Notes from “Measurement Uncertainty: Methods and Applications”
Overview
These are notes from a book called Measurement Uncertainty: Methods and Applications by Ronald H. Dieck. Instrument Society of America 1992. This is an “independent learning module from the Instrument Society of America. [1] The book has ”units“ rather than chapters.
Unit 1: Introduction and Overview
A description of how this independent learning module (ILM) works.
Unit 2: Fundamentals of measurement uncertainty analysis
Two sources of error in this book:
- precision error
- random error
- bias error
- systematic error
- blunders
- assumed not to exist
- (no term)
- Purpose of measurement is to numerically characterize the state or performance of a physical process
The pressure to use test data for decision making is often so great that there is a tendency to ABM the data is correct, even to the point of almost never reporting an estimate of the measurement uncertainty with its test result. (p. 9)
It is important to note that every measurement ever made by every engineer or scientist has been in error and will be so in the future.

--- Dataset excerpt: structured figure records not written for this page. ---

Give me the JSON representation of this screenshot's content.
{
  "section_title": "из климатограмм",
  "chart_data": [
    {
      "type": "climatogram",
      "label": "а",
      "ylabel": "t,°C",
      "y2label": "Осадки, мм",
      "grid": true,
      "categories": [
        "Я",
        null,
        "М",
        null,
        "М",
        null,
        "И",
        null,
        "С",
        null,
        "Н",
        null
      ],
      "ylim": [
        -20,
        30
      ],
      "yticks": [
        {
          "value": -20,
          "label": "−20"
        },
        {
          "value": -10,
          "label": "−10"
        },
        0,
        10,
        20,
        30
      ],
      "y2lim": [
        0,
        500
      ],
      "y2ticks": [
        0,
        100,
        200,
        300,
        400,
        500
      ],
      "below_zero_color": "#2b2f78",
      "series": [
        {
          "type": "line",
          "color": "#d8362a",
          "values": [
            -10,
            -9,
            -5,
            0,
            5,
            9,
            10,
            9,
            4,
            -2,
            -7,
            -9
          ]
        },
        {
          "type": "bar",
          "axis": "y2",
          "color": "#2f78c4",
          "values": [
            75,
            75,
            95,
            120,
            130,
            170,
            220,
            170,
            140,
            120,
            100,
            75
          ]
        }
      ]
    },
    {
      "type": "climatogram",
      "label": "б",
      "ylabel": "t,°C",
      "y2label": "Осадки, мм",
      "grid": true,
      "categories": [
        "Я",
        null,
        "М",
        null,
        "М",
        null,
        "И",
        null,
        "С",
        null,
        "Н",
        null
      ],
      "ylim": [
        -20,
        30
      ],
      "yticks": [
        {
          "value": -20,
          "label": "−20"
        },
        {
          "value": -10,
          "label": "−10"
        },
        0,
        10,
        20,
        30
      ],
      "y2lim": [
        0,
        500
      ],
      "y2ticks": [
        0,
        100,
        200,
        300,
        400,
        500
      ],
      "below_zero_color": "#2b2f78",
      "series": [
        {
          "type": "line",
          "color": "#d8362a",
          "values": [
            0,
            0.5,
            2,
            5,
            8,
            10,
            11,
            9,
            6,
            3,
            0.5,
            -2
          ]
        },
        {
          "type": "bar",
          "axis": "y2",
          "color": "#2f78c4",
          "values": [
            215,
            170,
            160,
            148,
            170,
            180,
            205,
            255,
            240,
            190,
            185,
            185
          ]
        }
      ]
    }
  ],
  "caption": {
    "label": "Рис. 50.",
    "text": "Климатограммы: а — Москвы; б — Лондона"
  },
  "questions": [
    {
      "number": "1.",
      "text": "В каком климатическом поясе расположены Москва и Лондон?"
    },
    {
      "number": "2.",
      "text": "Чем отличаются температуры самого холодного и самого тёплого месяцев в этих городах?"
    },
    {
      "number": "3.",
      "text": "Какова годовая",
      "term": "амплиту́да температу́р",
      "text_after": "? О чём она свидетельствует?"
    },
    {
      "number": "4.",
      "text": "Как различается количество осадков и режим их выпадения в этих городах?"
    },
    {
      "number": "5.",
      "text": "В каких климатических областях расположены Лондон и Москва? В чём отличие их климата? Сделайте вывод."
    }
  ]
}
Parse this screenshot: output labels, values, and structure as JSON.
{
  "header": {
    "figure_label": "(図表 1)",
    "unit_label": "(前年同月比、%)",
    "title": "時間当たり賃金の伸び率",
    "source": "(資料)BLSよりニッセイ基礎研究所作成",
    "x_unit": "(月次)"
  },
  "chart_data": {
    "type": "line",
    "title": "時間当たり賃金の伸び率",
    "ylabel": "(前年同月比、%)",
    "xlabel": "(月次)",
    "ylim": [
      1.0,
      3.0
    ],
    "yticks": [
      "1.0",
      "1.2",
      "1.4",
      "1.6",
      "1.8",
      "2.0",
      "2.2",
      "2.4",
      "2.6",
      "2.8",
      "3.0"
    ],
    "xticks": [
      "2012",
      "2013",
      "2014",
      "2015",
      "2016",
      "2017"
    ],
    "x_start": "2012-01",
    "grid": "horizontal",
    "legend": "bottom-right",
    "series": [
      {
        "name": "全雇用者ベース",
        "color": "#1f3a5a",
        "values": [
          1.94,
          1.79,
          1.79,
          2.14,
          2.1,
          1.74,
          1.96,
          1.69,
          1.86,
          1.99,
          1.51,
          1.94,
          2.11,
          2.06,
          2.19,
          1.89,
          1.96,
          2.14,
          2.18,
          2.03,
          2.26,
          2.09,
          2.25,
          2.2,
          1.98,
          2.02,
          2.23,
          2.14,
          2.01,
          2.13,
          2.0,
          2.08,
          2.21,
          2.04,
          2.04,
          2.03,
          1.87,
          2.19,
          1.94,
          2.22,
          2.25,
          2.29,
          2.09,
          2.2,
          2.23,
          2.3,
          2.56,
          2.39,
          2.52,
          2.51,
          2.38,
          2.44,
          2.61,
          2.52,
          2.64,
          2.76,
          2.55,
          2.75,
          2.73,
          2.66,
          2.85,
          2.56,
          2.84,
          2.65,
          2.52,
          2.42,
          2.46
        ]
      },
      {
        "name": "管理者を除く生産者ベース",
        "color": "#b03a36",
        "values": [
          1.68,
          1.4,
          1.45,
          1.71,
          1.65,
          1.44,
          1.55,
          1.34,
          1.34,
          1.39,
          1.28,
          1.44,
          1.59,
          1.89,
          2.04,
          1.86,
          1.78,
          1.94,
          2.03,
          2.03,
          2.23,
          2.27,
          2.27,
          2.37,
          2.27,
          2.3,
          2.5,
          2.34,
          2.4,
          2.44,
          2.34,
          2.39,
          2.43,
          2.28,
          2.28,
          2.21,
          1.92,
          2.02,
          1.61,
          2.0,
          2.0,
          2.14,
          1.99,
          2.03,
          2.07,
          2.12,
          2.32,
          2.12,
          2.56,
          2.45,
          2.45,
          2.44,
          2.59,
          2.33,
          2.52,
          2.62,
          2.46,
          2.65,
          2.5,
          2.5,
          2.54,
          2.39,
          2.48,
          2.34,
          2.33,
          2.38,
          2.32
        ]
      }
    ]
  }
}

There has never been and never will be a case when a person measured a variable and obtained the true value. Error is the difference between the measurement and the true value. (p.9)
- Rather than “good data,” “bad data,” “nominal data,” etc. we need objective criteria for reporting the quality of test data.
The knowledge of the measurement uncertainty of a test result is as important as the result itself in characterizing the state or performance of a Prof. Test results should NEVER be reported without also reporting their measurement uncertainty. No manager or process owner should take action based on test results with an undefined measurement uncertainty.
Precision error
This source of error adds a (positive or negative) unknown component to the measurement; each successive measurement has a random component added to it. The errors are related in that they come from the same distribution but are uncorrelated in the sense that knowing one error doesn’t tell you about another. (This is a nice way to describe uncorrelated errors.)
The author assumes (maybe just for now) Gaussian errors. Errors are then said to follow the rule of 68% within \(1\sigma\), 95% within \(2\sigma\), and 99.7% within \(3\sigma\). This roughly holds for large samples substituting \( s \) for σ except when \(n < 31\). With small samples, we use \( t \). I forget the \( t_{\alpha/2} \) critical values so here they are from R:
n <- c(5, 10, 15, 20, 25, 30)
cbind(n, round(qt(0.975, n), 2))
5 | 2.57 |
10 | 2.23 |
15 | 2.13 |
20 | 2.09 |
25 | 2.06 |
30 | 2.04 |
I never thought of this: if using \( t \) critical values compensates for \( s \) underestimating \( \sigma \) why not adjust \( s \) via \( n-2 \) or something?
There is some discussion of “degrees of freedom” and the author says it is the “freedom left in a data set for error or variability” (p. 16).
The author gives an example of 20 measurements where the true value is a known 100°F and errors are assumed Gaussian. He suggests using Bartlett’s test to check for normality which is not something I do. In the example 19/20 data points are within the t-based 95% CI. The interval \( \pm t s \) is “sometimes called the precision error for a particular data set.”
Having now understood the calculation of the standard deviation and the utility of the value \( t s \), it is important to note that usually a measurement is taken to understand the average of the set of data, not the spread or scatter in the data. What is usually needed or wanted is a statement about the error present in the average \( \bar{x} \).
That desire may be expressed by asking, “How good is the average?” Since the term “good” is poorly defined conceptually and undefined numerically, it would be more proper to ask, “Where the experiment to be repeated numerous times, thus securing many averages, how much scatter would be expected in those averages? (p. 21).
I love how he put that. And then the miracle is that we can use one sample to inform us about the scatter in the many averages thanks to the central limit theorem. using \( s_\bar{x} = \sigma / \sqrt{n} \) and \( t \s_\bar{x} \), this last quantity being the “precision of the average.”
There is a side note about pooling different estimates of \( s \) if they pass Bartlett’s homogeneity test.
There is another side note about using two identical instruments to take measurements at the same time and using the differences between the readings to learn about \( s \) for one instrument. I didn’t understand this because if you do multiple readouts of the pair of instruments you can get \( s \) for each instrument. This is what the notation suggested but I could imagine one readout on each instrument at one point in time would be the use case.